Potential Responsibilities of Agile Team Members
To misquote Uncle Ben Parker, with great rights come great responsibilities. Agile team members have the responsibility to:
- Optimize their WoW. Optimizing how we work together should be looked at from a long term perspective. Allowing a specialist to take on a particular type of task may seem optimal in the short term because the task is done quickly. In the long term it may be more optimal to ask someone to pair with the specialist, even if it takes longer to complete the current task, to allow them to pick up new skills.
- Be willing to collaborate extensively within your team, including those outside your specialty. Gone are the days when a developer could go hide in a corner and hack away at code. Collaboration is required across all team members.
- Share all information including “work in progress. ” One of the keys to successful agility is transparency. If you run into a problem, tell the team so they can help out or at least re-plan. If you complete something quickly, tell the team so they can work on next steps whether that be: testing, or documenting or promoting. Everyone should know what everyone on the team is doing all the time.
- Coach others in your skills and experience. The goal is to increase the skill set of everyone on the team so be prepared to teach your skills to the other team members. Previously the performance of people was assessed on their ability to perform specialty tasks. The focus needs to shift to how well a person collaborates, shares and increases the teams ability to perform.
- Expand your knowledge and skills outside your specialty. Again, the goal is to increase the skill set of everyone including you so everyone needs to be open to learning new skills so they can help the team do every required task.
- Validate your work as early as possible, working with others to do so. No more writing code and getting it promoted directly to production or producing documents that haven’t been reviewed. All code should be reviewed by another developer; non-solo strategies such as pairing or mobbing are great for this because it reduces the feedback loop to almost zero since several sets of eyes are always on the code . And all code needs to be tested against the acceptance criteria in the user story. Nothing goes out without someone else on the team reviewing it because it is a team responsibility to ensure quality.
- Attend co-ordination meetings in person or through other means if not collocated. The co-ordination meeting is the most important meeting of the day and nothing else takes priority. Get to the meeting and get there on time. If you are late then you are holding up the whole team.
- Proactively look for ways to improve team performance. The retrospectives are designed to fix and improve the team’s process. Come prepared to the meeting to discuss how the recent work went and talk about things that went wrong and how to fix them.
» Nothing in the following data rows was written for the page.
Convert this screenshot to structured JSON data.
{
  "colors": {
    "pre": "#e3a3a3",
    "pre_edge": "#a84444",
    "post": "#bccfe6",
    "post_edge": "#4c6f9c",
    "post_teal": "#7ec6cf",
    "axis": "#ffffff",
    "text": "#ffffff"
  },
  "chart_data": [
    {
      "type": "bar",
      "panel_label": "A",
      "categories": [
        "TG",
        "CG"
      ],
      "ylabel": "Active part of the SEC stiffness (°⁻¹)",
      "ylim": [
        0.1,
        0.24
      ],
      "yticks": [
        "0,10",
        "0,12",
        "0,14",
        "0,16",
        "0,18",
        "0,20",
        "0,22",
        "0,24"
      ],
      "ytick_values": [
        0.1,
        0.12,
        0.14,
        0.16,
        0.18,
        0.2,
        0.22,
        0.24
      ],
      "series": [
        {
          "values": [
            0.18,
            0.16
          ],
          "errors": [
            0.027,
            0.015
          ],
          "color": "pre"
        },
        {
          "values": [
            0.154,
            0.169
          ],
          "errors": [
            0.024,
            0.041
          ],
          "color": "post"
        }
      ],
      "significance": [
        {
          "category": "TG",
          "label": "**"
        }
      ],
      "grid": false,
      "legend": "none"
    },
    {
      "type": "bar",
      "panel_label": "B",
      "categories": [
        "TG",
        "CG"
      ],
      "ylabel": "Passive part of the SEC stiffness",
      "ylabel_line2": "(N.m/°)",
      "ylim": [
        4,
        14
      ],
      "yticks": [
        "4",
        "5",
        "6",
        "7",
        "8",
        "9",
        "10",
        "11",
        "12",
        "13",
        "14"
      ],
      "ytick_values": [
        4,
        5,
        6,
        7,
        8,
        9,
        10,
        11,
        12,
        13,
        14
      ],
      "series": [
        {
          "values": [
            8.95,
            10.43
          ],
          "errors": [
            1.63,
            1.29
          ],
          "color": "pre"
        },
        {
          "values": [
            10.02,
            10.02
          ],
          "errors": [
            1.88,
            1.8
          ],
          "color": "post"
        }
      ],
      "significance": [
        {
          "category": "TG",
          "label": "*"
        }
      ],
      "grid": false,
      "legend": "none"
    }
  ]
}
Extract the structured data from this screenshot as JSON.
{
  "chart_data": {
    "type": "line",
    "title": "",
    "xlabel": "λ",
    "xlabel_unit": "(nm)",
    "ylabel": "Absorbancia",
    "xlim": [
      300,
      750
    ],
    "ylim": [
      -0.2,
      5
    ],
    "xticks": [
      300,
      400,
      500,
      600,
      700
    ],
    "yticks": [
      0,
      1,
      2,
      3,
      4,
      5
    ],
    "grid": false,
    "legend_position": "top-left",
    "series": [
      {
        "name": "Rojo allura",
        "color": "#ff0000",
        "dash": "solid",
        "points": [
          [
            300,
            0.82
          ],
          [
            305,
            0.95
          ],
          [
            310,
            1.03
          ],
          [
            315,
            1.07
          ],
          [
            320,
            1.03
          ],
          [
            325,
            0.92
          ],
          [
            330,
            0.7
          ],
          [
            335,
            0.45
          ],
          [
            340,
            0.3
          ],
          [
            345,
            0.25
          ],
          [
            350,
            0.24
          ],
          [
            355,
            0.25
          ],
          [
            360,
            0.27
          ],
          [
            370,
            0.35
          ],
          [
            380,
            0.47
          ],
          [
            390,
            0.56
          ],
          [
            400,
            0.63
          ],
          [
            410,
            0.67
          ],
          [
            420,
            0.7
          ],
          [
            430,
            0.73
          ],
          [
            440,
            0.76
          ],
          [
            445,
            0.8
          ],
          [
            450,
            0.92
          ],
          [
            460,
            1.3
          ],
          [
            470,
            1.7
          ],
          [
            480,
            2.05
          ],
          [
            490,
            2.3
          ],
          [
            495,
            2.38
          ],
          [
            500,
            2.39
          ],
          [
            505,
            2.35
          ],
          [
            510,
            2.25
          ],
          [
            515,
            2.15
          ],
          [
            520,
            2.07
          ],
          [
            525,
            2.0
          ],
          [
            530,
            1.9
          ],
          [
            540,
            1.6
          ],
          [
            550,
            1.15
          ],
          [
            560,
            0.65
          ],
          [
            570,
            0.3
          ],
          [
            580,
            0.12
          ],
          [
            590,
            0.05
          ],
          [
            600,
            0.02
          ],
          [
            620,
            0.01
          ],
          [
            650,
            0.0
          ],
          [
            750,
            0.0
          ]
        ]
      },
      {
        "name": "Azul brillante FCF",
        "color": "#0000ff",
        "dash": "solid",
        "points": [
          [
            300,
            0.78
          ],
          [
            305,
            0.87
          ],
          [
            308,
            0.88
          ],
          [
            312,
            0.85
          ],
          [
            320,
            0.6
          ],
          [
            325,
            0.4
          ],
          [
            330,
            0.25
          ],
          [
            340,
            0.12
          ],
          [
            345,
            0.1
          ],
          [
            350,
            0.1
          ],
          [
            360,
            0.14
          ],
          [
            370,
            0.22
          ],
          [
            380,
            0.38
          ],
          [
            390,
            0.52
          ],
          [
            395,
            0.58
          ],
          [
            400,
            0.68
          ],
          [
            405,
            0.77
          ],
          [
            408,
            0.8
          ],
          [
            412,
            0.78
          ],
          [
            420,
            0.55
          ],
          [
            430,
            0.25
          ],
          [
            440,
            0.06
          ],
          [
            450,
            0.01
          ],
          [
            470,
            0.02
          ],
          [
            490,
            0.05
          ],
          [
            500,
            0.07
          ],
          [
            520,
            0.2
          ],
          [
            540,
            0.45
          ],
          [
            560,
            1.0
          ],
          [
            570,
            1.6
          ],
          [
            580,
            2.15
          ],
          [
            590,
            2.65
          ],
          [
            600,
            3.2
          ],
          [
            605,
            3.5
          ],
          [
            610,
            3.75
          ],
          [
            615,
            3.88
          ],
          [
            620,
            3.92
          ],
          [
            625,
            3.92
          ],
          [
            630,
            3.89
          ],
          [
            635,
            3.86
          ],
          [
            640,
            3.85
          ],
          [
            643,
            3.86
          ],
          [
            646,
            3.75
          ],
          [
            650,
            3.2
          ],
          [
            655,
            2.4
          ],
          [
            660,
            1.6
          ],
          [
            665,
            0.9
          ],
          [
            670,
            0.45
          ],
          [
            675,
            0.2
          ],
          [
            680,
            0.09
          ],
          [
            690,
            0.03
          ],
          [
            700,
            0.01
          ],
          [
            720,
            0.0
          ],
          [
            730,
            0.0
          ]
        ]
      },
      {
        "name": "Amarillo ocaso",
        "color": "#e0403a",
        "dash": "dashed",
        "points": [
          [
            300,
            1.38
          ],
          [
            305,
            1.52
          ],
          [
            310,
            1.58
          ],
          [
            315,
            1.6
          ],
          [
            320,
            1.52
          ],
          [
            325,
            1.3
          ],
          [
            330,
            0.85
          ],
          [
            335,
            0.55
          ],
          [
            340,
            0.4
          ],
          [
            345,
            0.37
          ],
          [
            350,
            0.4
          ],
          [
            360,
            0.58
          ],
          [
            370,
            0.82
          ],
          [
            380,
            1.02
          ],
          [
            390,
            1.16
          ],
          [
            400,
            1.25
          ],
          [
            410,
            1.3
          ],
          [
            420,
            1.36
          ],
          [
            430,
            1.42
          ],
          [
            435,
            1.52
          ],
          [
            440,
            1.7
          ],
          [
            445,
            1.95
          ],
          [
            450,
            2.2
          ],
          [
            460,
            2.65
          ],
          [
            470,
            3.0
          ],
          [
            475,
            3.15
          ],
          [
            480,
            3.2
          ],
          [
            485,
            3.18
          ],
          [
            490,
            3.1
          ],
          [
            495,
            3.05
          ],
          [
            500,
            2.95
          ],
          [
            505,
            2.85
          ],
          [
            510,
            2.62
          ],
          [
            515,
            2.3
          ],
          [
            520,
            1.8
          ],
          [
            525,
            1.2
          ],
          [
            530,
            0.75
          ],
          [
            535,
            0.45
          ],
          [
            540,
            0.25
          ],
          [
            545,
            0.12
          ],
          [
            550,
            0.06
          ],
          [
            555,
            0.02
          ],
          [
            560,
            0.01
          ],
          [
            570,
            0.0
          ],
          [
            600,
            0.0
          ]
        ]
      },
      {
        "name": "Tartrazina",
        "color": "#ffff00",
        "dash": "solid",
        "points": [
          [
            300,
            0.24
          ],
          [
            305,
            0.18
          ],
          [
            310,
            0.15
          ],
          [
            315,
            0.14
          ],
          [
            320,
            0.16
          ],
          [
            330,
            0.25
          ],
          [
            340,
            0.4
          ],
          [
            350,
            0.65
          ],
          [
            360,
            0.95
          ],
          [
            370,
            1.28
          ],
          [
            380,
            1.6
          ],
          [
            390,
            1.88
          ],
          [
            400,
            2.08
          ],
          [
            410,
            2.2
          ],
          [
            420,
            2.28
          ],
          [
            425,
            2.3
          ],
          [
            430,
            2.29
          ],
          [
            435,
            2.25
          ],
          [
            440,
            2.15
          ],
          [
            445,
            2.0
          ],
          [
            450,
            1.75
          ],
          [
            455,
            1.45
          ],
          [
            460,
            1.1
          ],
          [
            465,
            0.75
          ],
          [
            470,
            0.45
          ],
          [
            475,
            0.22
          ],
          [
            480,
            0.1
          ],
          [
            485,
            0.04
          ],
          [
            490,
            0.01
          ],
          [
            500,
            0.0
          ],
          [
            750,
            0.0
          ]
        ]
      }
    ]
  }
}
- Avoid accepting work outside of the current iteration without consent from the team. For teams following an agile lifecycle (Agile, Continuous Delivery: Agile) commit to complete a specific bundle of work when they start an iteration. That means that all team members have made a commitment to complete all the work in the iteration. If you as a team member take on work from outside the iteration (whether it be from a colleague or an old boss or your current boss) then it means you are not working on tasks for the iteration and you are letting your team down. You should refuse all outside requests for your time. If that doesn’t work tell them they need to talk to the team lead. The team lead should refuse the request. If that doesn’t work then tell them to talk to the Product Owner. The Product Owner should refuse the request but offer to write it up and put it onto the backlog for consideration.